Motivation for building a plurinational state comes from the experience of Indigenous peoples during the nearly 200 years of the Republic of Guatemala. At the plurinational assembly, CODECA human rights defender Thelma Cabrera explained: “They keep us like slaves, they keep us on our knees; if we defend our rights, we are called terrorists; if we defend the mother Earth, they offer us bullets, if we protest, they call us thugs.” (tinyurl.com/ybgbop82)

The assassination of Indigenous and peasant leaders was another theme of the assembly. It is another reason MLP is advocating for the construction of a plurinational state. Vicenta Jeronimo said during the assembly that the Guatemalan Peace Accords were paper agreements only: “They keep killing us with hunger, they offer us bullets when we defend the rivers, the mother Earth, our children die fleeing from poverty.” (tinyurl.com/y82q98jp)

Throughout the assembly, speakers reiterated that it was the communities  that were uniting behind the MLP and that is where the drive for the plurinational state and demands for social changes needed to originate.

Migration and the plurinational state

In recent weeks at least two Guatemalan children have died in detention centers on the U.S.-Mexico border. Last May, a Border Patrol agent shot another Guatemalan, Claudia Patricia Gómez González. All three, just like many Central Americans who are crossing the border, are from Indigenous communities.

In Guatemala, Indigenous peoples have always suffered the worst poverty and violence, from genocide during the civil war to the ongoing killings of defenders of the land and of human rights.

Today, the foreign funds that come into Guatemala, supposedly for economic development, are used to build new mines and other environment-destroying projects. The big companies steal land to build these projects and criminalize any communities that protest. In this sense, the “development” imposed by foreign investment is nothing more than the continuation of colonialism.
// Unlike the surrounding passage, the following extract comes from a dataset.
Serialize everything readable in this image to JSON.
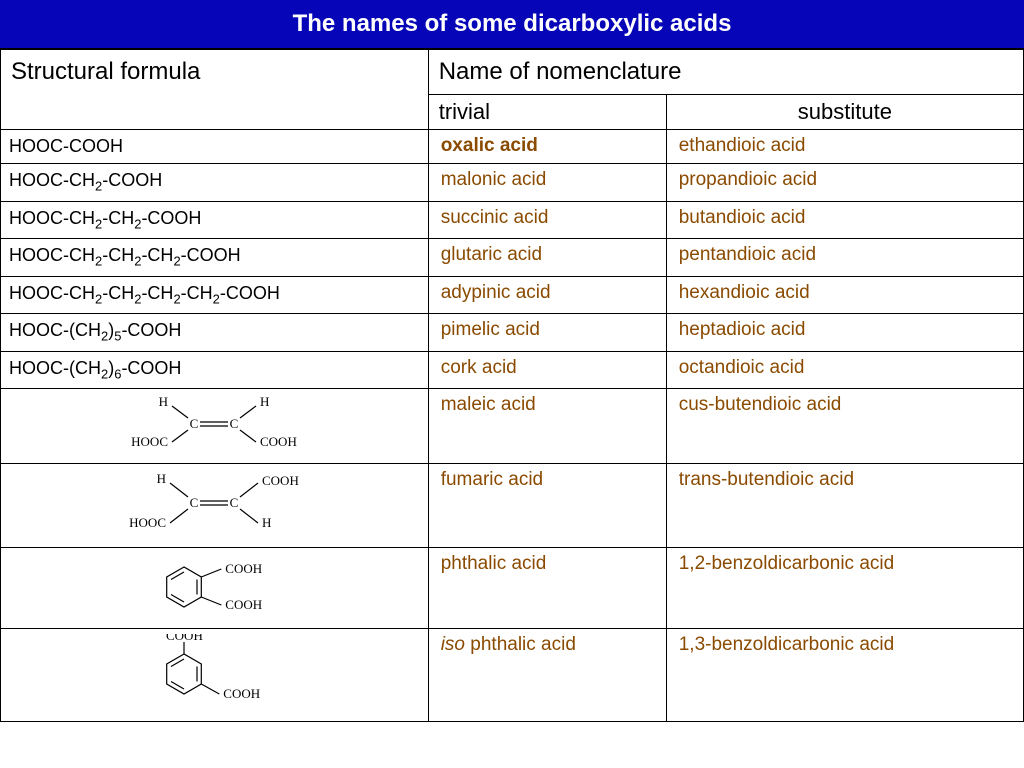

The same starvation wages in the big plantations and in the foreign-backed projects drive many people to migrate. The MLP opposes these projects. The Guatemalan oligarchy promotes racism against Indigenous peoples. This racism and the corruption of the traditional imperialist puppet politicians block any solution to the migration crisis. At the same time President Donald Trump threatens to halt U.S. aid to the country.

The only solution for Guatemala is to “break the fences of the CACIF plantation” (CACIF is the organization of big guatemalan businesses) and empower the communities and peoples of the country.